Marriott International has just rolled out a new hotel-themed online game this week, which it hopes will attract students to positions in the hotel industry. The Wall Street Journal (June 6, 2011) describes “My Marriott Hotel”  as a realistic game that puts the player in charge of running the hotel kitchen (the company will roll out games depicting other aspects of the hotel business next year). The social media game, debuted on Facebook, puts the player in charge of buying ingredients, after being given an array of options in quality and price. The player also hires staff (based on experience and salary), and buys kitchen equipment. The players have to direct tickets to cooks and inspect orders before sending them to the customer.

Unlike  commercial simulations, like “Farmville” (by Zynga), Marriott is using computer gaming as a recruiting tool– to help fill  50,000 hotel positions this year. “Our game is so appealing”, says a Marriott exec. “Not only am I having fun but I am actually getting an understanding what it takes to run a kitchen”.

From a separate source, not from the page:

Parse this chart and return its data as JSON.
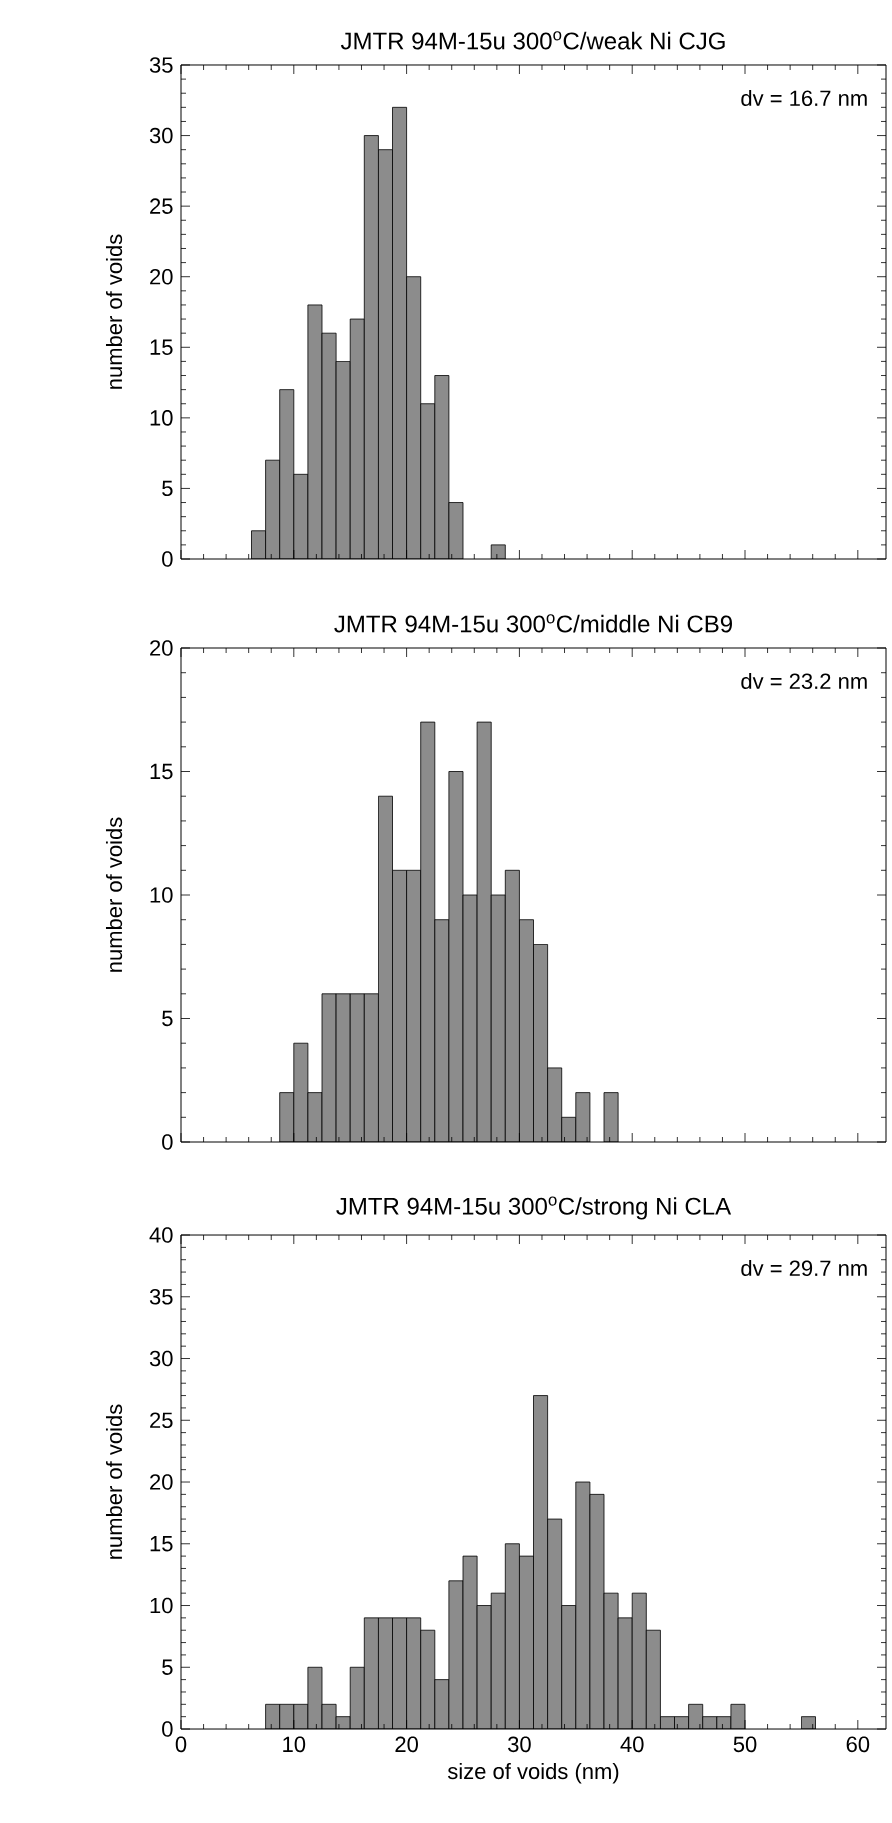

The model follows the  wildly popular “America’s Army”, introduced a decade ago by the US military. This effective recruiting tool cost little and led to a whole genre of industry simulation  games generally played on a mobile device. Siemens AG just bought “Plantville”, which simulates  being a manager for a bottling facility, a vitamin factory, or a plant that builds trains. Similarly, PlayFirst owns “Hotel Dash”, which simulates luggage delivery, room service orders, and hotel renovations. Marriott claims its game “will be more realistic”. But a Wharton prof says creating an effective game to help recruit “so far remains elusive”. It has to be both fun and realistic.

Discussion questions:

1. How can these games be effective OM learning tools?

2. Why did Marriott decide to provide this simulation at no charge?